Fortunately, the EVALI cases have dropped significantly, so Congress and health officials should take heed. Tobacco is a legal product in the U.S. and even if Congress could ban it, there should be little doubt that China would step in and flood an illicit market as it is the leading producer of tobacco in the world. The same result will occur if flavors are banned, especially with ENDS products. Current adult users will either go back to combustible cigarettes, which are deadly, or take the chance and purchase illegal products. Congress will have created a real health crisis that could have been avoided.

H.R. 2339 also includes H.R. 4742, the Protecting American Lungs Act of 2019, which would place a tax on vaping products equal to the tax on small cigarettes of $50.33 per 1,810 per milligrams of nicotine. A March 15, 2018 The Hill article showed increased taxes on cigarettes have led to a “thriving black market,” especially in states like New York, “where nearly 56 percent of all cigarettes consumed are smuggled in or are otherwise of questionable legal provenance,” closely followed by “Arizona (44 percent), Washington state (43 percent), New Mexico (41 percent) and Minnesota (35 percent).”

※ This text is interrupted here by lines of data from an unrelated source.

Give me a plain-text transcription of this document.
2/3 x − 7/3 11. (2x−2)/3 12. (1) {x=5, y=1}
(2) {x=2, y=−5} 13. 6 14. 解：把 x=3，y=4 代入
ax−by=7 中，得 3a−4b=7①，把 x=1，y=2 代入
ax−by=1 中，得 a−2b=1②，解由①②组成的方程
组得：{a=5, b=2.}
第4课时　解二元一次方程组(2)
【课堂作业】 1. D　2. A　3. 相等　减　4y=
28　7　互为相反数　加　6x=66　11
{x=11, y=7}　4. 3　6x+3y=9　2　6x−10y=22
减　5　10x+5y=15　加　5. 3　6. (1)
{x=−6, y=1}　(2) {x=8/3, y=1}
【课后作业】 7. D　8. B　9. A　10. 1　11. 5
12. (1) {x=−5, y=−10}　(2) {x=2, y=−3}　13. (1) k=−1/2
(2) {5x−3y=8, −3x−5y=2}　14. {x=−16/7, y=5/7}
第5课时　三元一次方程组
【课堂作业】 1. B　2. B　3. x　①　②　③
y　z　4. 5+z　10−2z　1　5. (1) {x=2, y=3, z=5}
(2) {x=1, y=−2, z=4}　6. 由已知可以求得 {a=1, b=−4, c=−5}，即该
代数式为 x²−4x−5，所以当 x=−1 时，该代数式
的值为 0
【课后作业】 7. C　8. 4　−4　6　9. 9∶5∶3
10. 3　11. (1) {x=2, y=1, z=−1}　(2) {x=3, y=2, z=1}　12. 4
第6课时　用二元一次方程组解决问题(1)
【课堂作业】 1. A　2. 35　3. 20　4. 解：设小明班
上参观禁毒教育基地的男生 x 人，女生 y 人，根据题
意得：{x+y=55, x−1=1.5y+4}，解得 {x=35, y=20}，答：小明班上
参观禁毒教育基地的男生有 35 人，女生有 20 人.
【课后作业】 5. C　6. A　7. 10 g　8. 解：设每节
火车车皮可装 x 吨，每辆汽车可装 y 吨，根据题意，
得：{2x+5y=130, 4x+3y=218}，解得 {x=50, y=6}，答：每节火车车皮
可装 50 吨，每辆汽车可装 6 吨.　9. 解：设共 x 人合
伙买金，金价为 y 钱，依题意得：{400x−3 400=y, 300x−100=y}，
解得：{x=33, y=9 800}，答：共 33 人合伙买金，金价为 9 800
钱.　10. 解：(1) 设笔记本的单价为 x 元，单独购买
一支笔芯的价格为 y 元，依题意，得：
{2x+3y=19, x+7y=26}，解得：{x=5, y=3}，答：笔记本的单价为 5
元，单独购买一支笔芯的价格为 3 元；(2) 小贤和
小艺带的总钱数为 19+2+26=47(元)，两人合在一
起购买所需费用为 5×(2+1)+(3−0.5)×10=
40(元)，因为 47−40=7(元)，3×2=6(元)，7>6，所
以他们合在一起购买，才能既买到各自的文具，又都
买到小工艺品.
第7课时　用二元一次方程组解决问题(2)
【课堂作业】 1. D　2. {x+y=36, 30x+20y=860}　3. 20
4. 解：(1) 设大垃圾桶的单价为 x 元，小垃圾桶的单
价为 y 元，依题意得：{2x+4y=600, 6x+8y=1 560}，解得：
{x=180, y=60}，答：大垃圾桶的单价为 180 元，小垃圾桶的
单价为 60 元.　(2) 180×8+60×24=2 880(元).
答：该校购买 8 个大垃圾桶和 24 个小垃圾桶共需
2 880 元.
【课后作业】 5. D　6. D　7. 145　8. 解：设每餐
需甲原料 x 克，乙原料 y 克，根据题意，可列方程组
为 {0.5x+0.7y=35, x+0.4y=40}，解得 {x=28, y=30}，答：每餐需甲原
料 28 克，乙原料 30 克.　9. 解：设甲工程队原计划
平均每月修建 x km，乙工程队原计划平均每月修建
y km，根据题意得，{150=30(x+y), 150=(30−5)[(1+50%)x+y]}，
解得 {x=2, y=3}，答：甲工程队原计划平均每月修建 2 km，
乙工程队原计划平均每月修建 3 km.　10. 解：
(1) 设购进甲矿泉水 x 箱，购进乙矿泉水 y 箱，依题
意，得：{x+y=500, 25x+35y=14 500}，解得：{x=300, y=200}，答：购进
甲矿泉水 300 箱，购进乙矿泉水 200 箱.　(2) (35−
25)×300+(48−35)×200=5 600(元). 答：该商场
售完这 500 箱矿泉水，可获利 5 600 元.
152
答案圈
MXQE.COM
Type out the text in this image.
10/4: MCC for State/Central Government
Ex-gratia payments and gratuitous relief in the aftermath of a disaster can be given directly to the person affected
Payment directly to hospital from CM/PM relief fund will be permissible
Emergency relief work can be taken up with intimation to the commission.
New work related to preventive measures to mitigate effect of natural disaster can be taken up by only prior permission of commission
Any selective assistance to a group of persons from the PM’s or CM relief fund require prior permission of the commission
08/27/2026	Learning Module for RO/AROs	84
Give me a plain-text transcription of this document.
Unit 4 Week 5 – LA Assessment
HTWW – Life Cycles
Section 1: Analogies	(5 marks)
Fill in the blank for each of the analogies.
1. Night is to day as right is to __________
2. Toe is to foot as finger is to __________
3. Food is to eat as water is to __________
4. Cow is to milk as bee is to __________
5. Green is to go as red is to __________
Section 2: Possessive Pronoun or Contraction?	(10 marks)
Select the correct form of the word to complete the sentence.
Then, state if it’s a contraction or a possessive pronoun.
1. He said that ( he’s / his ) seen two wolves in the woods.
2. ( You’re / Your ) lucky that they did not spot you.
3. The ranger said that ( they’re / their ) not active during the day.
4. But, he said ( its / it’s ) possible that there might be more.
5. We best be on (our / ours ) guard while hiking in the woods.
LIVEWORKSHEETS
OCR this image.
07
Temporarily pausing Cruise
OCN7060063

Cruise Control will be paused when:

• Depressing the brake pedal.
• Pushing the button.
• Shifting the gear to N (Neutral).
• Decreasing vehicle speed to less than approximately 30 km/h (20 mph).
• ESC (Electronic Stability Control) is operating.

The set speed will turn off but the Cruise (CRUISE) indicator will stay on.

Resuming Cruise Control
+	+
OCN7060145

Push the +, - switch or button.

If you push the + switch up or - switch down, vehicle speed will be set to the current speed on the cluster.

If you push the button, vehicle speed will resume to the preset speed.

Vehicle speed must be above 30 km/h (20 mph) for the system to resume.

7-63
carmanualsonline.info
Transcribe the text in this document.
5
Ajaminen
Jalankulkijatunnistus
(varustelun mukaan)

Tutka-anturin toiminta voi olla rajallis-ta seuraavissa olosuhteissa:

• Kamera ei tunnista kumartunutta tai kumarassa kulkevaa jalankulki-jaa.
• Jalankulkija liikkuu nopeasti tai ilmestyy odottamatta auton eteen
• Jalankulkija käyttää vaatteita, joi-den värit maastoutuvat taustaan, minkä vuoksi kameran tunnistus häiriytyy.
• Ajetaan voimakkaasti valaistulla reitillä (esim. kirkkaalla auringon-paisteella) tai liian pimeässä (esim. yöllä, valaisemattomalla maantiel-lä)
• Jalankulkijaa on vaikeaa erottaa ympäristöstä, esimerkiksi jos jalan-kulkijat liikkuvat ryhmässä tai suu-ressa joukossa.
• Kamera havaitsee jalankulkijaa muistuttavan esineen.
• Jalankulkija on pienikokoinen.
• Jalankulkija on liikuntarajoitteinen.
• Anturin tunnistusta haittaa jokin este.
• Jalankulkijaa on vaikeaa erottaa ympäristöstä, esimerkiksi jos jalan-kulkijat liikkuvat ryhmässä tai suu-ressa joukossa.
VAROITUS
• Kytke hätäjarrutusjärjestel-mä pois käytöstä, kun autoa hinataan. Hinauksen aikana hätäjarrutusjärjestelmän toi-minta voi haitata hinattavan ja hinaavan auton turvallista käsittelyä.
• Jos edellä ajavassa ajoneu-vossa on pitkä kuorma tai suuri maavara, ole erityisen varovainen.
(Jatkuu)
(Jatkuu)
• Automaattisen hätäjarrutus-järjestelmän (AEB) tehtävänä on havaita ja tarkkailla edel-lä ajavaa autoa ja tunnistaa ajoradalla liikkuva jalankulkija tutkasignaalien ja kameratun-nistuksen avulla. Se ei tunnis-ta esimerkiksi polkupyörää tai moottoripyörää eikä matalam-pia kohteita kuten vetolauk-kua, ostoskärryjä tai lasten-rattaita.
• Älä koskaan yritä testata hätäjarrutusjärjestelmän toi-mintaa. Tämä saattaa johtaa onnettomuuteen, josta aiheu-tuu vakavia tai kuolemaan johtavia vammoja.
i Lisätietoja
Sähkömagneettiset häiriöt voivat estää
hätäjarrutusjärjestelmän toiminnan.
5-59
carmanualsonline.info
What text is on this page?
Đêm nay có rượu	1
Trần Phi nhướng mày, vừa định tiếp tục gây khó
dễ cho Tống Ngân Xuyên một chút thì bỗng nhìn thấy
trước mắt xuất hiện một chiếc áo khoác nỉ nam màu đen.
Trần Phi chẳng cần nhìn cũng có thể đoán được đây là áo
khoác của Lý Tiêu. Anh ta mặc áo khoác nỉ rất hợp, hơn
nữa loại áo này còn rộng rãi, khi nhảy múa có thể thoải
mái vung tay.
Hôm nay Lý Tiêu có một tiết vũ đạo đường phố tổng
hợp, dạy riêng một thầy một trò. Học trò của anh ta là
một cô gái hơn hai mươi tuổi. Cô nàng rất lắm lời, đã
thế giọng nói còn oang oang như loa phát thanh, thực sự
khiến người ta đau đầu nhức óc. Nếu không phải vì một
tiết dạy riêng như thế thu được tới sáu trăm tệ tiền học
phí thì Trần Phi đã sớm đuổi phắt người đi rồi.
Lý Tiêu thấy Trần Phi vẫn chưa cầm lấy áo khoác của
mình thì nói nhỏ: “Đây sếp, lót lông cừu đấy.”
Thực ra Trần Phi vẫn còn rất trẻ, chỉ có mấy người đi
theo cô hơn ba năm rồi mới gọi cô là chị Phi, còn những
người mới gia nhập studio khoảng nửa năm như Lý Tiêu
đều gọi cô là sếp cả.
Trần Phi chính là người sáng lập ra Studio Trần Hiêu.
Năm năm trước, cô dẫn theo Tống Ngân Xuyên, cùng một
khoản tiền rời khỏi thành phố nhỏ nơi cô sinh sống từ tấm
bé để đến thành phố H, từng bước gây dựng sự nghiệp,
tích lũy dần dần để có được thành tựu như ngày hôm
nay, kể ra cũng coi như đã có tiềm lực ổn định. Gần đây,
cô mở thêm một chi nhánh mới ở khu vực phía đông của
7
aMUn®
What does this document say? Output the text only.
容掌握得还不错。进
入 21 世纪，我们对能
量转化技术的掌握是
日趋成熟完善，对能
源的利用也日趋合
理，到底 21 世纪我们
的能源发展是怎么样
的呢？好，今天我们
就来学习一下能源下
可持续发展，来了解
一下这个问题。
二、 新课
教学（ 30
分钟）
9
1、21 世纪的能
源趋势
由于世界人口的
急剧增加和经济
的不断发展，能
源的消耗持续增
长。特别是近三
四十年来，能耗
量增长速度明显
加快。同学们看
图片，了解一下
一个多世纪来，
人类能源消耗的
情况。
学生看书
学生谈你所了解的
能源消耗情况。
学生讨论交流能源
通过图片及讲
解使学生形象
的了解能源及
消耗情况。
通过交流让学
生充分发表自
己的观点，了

The Joint Committee on Taxation estimates that the first tax on vaping products in H.R. 4742 would be $9.9 billion over 10 years. This would be extremely costly to millions of people who vape to stay off of combustible cigarettes, which are known to cause cancer and heart disease, among other chronic diseases. The tax would also destroy tens of thousands of jobs in the vaping industry. Instead of taxing vaping products, the federal government and the states should be encouraging smokers to switch to electronic nicotine delivery systems as the U.K has done.

Again, I urge you to oppose on H.R. 2339. All votes on this legislation will be among those considered for CCAGW’s 2020 Congressional Ratings.